Phase I study of intraperitoneal irinotecan combined with palliative systemic chemotherapy in patients with colorectal peritoneal metastases

Abstract Background Patients with colorectal peritoneal metastases who are not eligible for cytoreductive surgery (CRS) and hyperthermic intraperitoneal chemotherapy (HIPEC) owing to extensive peritoneal disease have a poor prognosis. It was hypothesized that these patients may benefit from the addition of intraperitoneal irinotecan to standard palliative systemic chemotherapy.
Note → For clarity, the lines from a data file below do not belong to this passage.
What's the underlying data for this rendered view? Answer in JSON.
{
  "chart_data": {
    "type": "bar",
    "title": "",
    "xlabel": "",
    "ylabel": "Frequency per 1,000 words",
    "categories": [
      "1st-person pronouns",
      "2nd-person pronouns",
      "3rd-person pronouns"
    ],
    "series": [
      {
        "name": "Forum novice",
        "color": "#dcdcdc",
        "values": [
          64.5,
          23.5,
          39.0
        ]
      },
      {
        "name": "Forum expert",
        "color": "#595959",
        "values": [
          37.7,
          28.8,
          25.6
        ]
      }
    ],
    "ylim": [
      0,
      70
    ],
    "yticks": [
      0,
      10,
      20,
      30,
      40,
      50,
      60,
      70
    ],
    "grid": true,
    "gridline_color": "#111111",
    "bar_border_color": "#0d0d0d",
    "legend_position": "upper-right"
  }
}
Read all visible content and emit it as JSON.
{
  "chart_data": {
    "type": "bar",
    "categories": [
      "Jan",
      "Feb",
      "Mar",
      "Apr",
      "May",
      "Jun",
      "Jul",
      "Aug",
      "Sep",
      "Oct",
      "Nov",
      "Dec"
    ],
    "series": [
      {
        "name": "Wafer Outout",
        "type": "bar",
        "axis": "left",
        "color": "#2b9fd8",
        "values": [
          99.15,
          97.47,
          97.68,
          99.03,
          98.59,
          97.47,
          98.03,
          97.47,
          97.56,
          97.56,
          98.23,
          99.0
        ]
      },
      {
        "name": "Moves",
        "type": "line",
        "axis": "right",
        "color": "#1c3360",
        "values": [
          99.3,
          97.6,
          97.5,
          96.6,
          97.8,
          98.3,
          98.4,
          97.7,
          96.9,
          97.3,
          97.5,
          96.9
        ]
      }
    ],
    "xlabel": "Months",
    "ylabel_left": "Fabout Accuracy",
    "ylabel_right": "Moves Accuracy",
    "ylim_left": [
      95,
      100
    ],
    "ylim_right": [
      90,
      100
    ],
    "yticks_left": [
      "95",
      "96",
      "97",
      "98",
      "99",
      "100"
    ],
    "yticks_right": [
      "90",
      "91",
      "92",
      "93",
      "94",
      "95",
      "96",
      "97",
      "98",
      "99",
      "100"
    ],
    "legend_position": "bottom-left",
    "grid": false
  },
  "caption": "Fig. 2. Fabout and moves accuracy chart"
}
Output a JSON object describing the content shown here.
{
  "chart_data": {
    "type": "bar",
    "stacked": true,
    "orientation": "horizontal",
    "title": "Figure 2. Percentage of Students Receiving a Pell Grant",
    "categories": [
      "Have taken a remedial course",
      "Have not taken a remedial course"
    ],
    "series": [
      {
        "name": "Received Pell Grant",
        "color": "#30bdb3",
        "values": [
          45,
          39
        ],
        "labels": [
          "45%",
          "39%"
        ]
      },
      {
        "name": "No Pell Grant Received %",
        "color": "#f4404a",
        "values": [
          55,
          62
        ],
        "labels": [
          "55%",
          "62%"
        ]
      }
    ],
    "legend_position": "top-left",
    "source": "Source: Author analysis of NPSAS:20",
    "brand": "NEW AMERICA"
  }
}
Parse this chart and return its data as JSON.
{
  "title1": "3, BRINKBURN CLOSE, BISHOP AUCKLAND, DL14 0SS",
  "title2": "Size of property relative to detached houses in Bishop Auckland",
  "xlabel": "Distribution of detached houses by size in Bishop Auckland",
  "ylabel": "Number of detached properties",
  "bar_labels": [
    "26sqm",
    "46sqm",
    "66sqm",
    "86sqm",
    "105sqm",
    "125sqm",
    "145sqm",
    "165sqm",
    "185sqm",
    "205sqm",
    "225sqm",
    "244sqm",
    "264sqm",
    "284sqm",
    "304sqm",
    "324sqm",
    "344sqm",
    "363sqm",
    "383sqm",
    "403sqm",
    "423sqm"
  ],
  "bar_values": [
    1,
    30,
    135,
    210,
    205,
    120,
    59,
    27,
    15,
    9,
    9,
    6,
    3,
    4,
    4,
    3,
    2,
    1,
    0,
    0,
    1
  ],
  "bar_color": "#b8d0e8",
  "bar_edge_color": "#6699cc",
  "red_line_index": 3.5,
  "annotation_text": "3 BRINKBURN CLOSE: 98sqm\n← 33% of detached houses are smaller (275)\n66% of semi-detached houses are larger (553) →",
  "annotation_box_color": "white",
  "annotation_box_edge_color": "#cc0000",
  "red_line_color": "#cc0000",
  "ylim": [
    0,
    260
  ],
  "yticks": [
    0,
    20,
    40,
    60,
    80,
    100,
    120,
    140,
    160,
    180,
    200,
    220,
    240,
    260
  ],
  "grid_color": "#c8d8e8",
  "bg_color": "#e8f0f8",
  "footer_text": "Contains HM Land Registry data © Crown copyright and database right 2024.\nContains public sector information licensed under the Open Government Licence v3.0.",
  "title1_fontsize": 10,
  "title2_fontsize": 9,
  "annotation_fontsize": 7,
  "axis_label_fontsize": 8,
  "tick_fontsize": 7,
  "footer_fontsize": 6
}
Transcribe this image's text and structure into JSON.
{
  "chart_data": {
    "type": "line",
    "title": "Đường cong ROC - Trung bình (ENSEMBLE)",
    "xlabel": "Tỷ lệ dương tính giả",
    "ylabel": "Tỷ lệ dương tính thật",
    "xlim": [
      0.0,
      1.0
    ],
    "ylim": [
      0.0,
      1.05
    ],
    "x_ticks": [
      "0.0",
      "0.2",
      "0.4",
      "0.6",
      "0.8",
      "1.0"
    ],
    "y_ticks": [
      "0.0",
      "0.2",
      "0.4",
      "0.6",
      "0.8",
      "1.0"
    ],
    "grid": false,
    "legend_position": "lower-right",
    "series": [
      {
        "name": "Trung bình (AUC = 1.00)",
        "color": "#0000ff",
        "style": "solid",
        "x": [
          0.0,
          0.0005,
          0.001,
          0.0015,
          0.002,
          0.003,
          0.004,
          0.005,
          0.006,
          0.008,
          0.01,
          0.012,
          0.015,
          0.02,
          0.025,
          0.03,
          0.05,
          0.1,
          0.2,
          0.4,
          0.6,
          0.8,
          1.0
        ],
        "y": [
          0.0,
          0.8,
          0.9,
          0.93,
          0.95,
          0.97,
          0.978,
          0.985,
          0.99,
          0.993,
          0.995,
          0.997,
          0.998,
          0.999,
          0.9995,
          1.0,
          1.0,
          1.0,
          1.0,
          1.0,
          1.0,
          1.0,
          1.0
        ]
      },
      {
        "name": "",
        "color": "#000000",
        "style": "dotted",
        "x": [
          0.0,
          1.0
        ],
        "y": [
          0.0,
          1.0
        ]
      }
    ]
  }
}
Methods This was a classical 3 + 3 phase I dose-escalation trial in patients with colorectal peritoneal metastases who were not eligible for CRS-HIPEC. Intraperitoneal irinotecan was administered every 2 weeks, concomitantly with systemic FOLFOX (5-fluorouracil, folinic acid, oxaliplatin)–bevacizumab. The primary objective was to determine the maximum tolerated dose and dose-limiting toxicities. Secondary objectives were to elucidate the systemic and intraperitoneal pharmacokinetics, safety profile, and efficacy. Results Eighteen patients were treated. No dose-limiting toxicities were observed with 50 mg (4 patients) and 75 mg (9 patients) intraperitoneal irinotecan. Two dose-limiting toxicities occurred with 100 mg irinotecan among five patients. The maximum tolerated dose of intraperitoneal irinotecan was established to be 75 mg, and it was well tolerated. Intraperitoneal exposure to SN-38 (active metabolite of irinotecan) was high compared with systemic exposure (median intraperitoneal area under the curve (AUC) to systemic AUC ratio 4.6). Thirteen patients had a partial radiological response and five had stable disease. Four patients showed a complete response during post-treatment diagnostic laparoscopy. Five patients underwent salvage resection or CRS-HIPEC. Median overall survival was 23.9 months. Conclusion Administration of 75 mg intraperitoneal irinotecan concomitantly with systemic FOLFOX–bevacizumab was safe and well tolerated. Intraperitoneal SN-38 exposure was high and prolonged. As oncological outcomes were promising, intraperitoneal administration of irinotecan may be a good alternative to other, more invasive and costly treatment options. A phase II study is currently accruing.